Robert Louis Stevenson is said to have produced the first draft of this classic novel in just three days – occasionally taking time out to read what he'd done to his family and then dashing back to his study to write in a frenzy. This is another variation on the myth: the kernel for the story had come to Stevenson in a dream, so the speed of composition has a sense of scrabbling urgency about it, the need to fix the tale on paper before it evaporates entirely. The process of writing is a kind of violent purge of the imagination, involving lots of sweat and a kind of transported frenzy. In Simenon's case what was expelled was, to a degree, even treated as a kind of excrement. He didn't have his corrected manuscript retyped because, he said, he couldn't bear to look at it again, so instead the marked manuscript was photostatted and dispatched to the publishers that way. No real difference – in these three instances – as far as the speed of composition goes. But perhaps its telling that the work which has survived best (and will most likely survive into the future) is that where the author took longer on the rewrites than the write.

Uncharted territory for the literary traveller

Talking of authors' names, here's one that I doubt is talked of with familiarity in many households – that of Boleslaw Prus. Prus is the author of The Doll, "19th-century realism at its best" according to the poet Czeslaw Milosz, and one of the recent additions to New York Review Classics, a really interesting and eclectic list. One has to hope that the quality of the translation isn't represented by an early sentence in Stanislaw Baranczak's introduction, which tells us that the novel "had to weather a cold reception before it became what it is today, one of the few most loved and continually reread classics of Polish literature". That isn't the only aspect of the book that aroused mixed feelings when it came through the letterbox, though. Because while it is in theory admirable to make our reading less parochial, and to open up central Europe for the literary explorer, in practice the spirit sinks a little at the thought that the territory of one's ignorance has just been enlarged. On Monday, Boleslaw Prus's name meant absolutely nothing to me. It was, to borrow Donald Rumsfeld's phrase, an unknown unknown. Now it is a known unknown and can't be made unknowable again. And although unknown unknowns are undesirable and even hazardous in counter-intelligence, they're something of a comfort in intellectual life. If I'm realistic, I think it's unlikely that I'll ever get round to reading The Doll. But it'll take a while to shake the faint sense that I should.

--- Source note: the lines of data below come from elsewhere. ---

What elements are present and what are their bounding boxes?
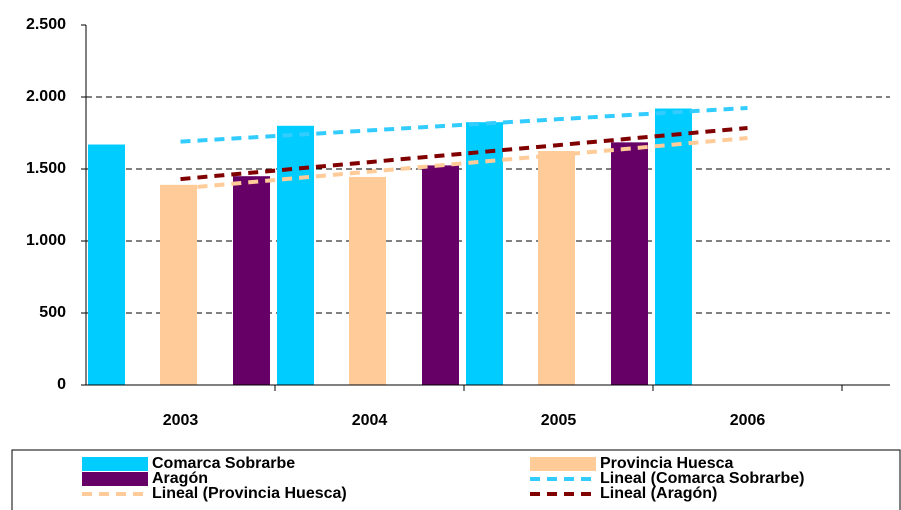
legend-label: Lineal (Aragón) [600,485,717,502]
legend-swatch [82,457,148,471]
trend-line [180,105,748,144]
x-tick-label: 2005 [541,412,577,429]
bar [466,122,503,385]
legend-box [11,449,901,510]
bar [655,108,692,386]
y-tick-label: 2.000 [26,88,66,105]
x-tick-label: 2004 [352,412,388,429]
y-tick-label: 0 [57,376,66,393]
y-tick-label: 1.000 [26,232,66,249]
trend-line [180,136,748,191]
legend-label: Comarca Sobrarbe [152,455,295,472]
x-tick-label: 2003 [163,412,199,429]
bar [160,184,197,385]
bar [233,176,270,385]
y-tick-label: 1.500 [26,160,66,177]
bar [349,176,386,385]
bar [422,165,459,385]
legend-swatch [82,472,148,486]
legend-label: Lineal (Comarca Sobrarbe) [600,470,805,487]
bar [611,142,648,385]
y-tick-label: 500 [39,304,66,321]
trend-line [180,125,748,182]
legend-label: Provincia Huesca [600,455,734,472]
legend-swatch [530,457,596,471]
y-tick-label: 2.500 [26,16,66,33]
bar [88,144,125,385]
bar [277,125,314,386]
legend-label: Aragón [152,470,208,487]
bar [538,151,575,385]
x-tick-label: 2006 [730,412,766,429]
legend-label: Lineal (Provincia Huesca) [152,485,347,502]
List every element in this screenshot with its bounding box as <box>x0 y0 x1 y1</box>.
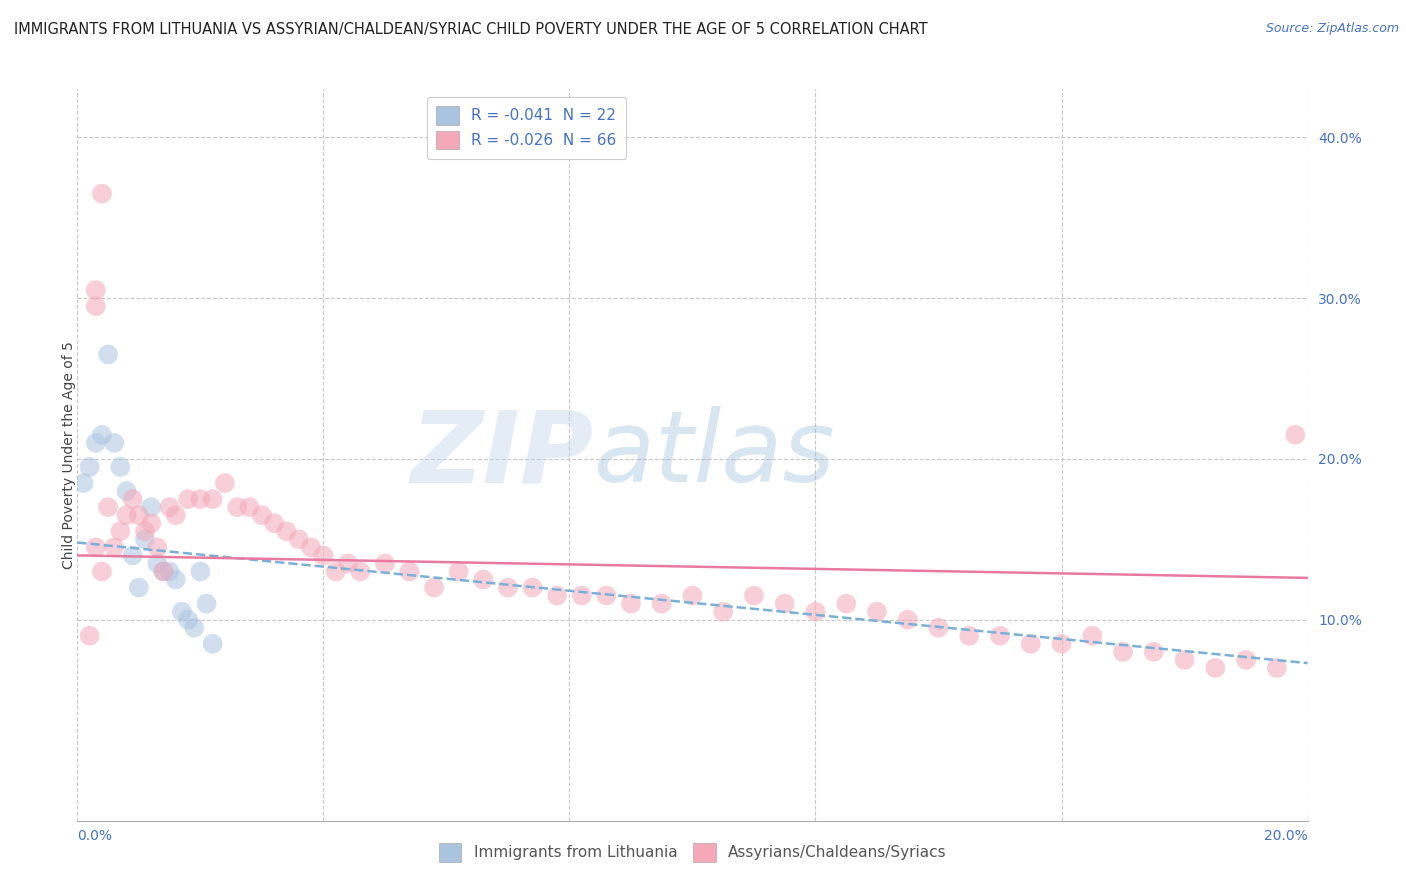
Point <box>165 508 187 523</box>
Point <box>571 589 593 603</box>
Point <box>146 557 169 571</box>
Point <box>214 476 236 491</box>
Point <box>84 299 107 313</box>
Point <box>866 605 889 619</box>
Point <box>651 597 673 611</box>
Point <box>312 549 335 563</box>
Point <box>97 500 120 515</box>
Point <box>121 492 143 507</box>
Point <box>159 565 181 579</box>
Point <box>804 605 827 619</box>
Text: 0.0%: 0.0% <box>77 829 112 843</box>
Point <box>177 492 200 507</box>
Point <box>595 589 617 603</box>
Point <box>115 508 138 523</box>
Point <box>423 581 446 595</box>
Point <box>115 484 138 499</box>
Point <box>84 283 107 297</box>
Point <box>110 524 132 539</box>
Point <box>447 565 470 579</box>
Point <box>226 500 249 515</box>
Point <box>79 460 101 475</box>
Point <box>1019 637 1042 651</box>
Point <box>128 581 150 595</box>
Point <box>773 597 796 611</box>
Point <box>496 581 519 595</box>
Point <box>195 597 218 611</box>
Text: Source: ZipAtlas.com: Source: ZipAtlas.com <box>1265 22 1399 36</box>
Point <box>1143 645 1166 659</box>
Point <box>546 589 568 603</box>
Point <box>263 516 285 531</box>
Point <box>835 597 858 611</box>
Point <box>1234 653 1257 667</box>
Legend: Immigrants from Lithuania, Assyrians/Chaldeans/Syriacs: Immigrants from Lithuania, Assyrians/Cha… <box>433 837 952 868</box>
Point <box>97 347 120 361</box>
Point <box>337 557 360 571</box>
Text: IMMIGRANTS FROM LITHUANIA VS ASSYRIAN/CHALDEAN/SYRIAC CHILD POVERTY UNDER THE AG: IMMIGRANTS FROM LITHUANIA VS ASSYRIAN/CH… <box>14 22 928 37</box>
Point <box>897 613 920 627</box>
Text: 20.0%: 20.0% <box>1264 829 1308 843</box>
Point <box>1265 661 1288 675</box>
Point <box>103 541 125 555</box>
Point <box>299 541 322 555</box>
Point <box>141 516 163 531</box>
Point <box>472 573 495 587</box>
Point <box>742 589 765 603</box>
Point <box>349 565 371 579</box>
Point <box>711 605 734 619</box>
Point <box>1204 661 1226 675</box>
Point <box>90 427 114 442</box>
Point <box>201 637 224 651</box>
Point <box>1112 645 1135 659</box>
Y-axis label: Child Poverty Under the Age of 5: Child Poverty Under the Age of 5 <box>62 341 76 569</box>
Point <box>620 597 643 611</box>
Point <box>152 565 174 579</box>
Point <box>276 524 298 539</box>
Point <box>682 589 704 603</box>
Point <box>134 524 156 539</box>
Point <box>398 565 420 579</box>
Point <box>957 629 980 643</box>
Point <box>90 565 114 579</box>
Point <box>201 492 224 507</box>
Point <box>250 508 273 523</box>
Point <box>170 605 193 619</box>
Point <box>177 613 200 627</box>
Point <box>928 621 950 635</box>
Point <box>188 565 212 579</box>
Point <box>84 435 107 450</box>
Point <box>72 476 94 491</box>
Point <box>1174 653 1197 667</box>
Point <box>141 500 163 515</box>
Text: atlas: atlas <box>595 407 835 503</box>
Point <box>84 541 107 555</box>
Point <box>522 581 544 595</box>
Point <box>188 492 212 507</box>
Point <box>988 629 1011 643</box>
Point <box>90 186 114 201</box>
Point <box>239 500 262 515</box>
Point <box>152 565 174 579</box>
Point <box>1284 427 1306 442</box>
Point <box>1050 637 1073 651</box>
Point <box>128 508 150 523</box>
Point <box>103 435 125 450</box>
Point <box>374 557 396 571</box>
Point <box>325 565 347 579</box>
Point <box>1081 629 1104 643</box>
Text: ZIP: ZIP <box>411 407 595 503</box>
Point <box>183 621 205 635</box>
Point <box>165 573 187 587</box>
Point <box>146 541 169 555</box>
Point <box>134 533 156 547</box>
Point <box>121 549 143 563</box>
Point <box>288 533 311 547</box>
Point <box>110 460 132 475</box>
Point <box>79 629 101 643</box>
Point <box>159 500 181 515</box>
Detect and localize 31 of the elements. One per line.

A new chapter for Booker judges

I fulfilled the final duty of a Booker Judge this week, helping to plant 13 saplings at The Woodland Trust's Heartwood Forest near St Albans, to represent the 13 books on the longlist. In about 10 years time they'll form a small grove of hazels clustered around an oak marker post. I guess the planting of trees is partly intended as symbolic reparation for the acres of woodland consumed annually by the publishing business, and it turned out to be satisfying, fraught with ideas of futurity and the slow, steady creativity of nature. You do wonder, though, whether it will make sense in 10 years time as the connection between books and lumber steadily weakens. This year, for the first time, the Booker judges were issued with Kindles, to minimize the sorcerer's apprentice flood of proof copies that begin to come through the door round about now, a development that last year's judges regarded with some envy. I have a feeling that its effects won't only be to free up floor space, either, since all the titles that are read electronically will appear in an identical format. We didn't, of course, judge the books by their covers, but the feel and look of a novel, the quality of paper or the appeal of a particular typeface, can't help but impart a little spin to your first reaction. The Kindle provides a more level playing field. To really roll it flat all they need to do now is delete the author's name from the title page.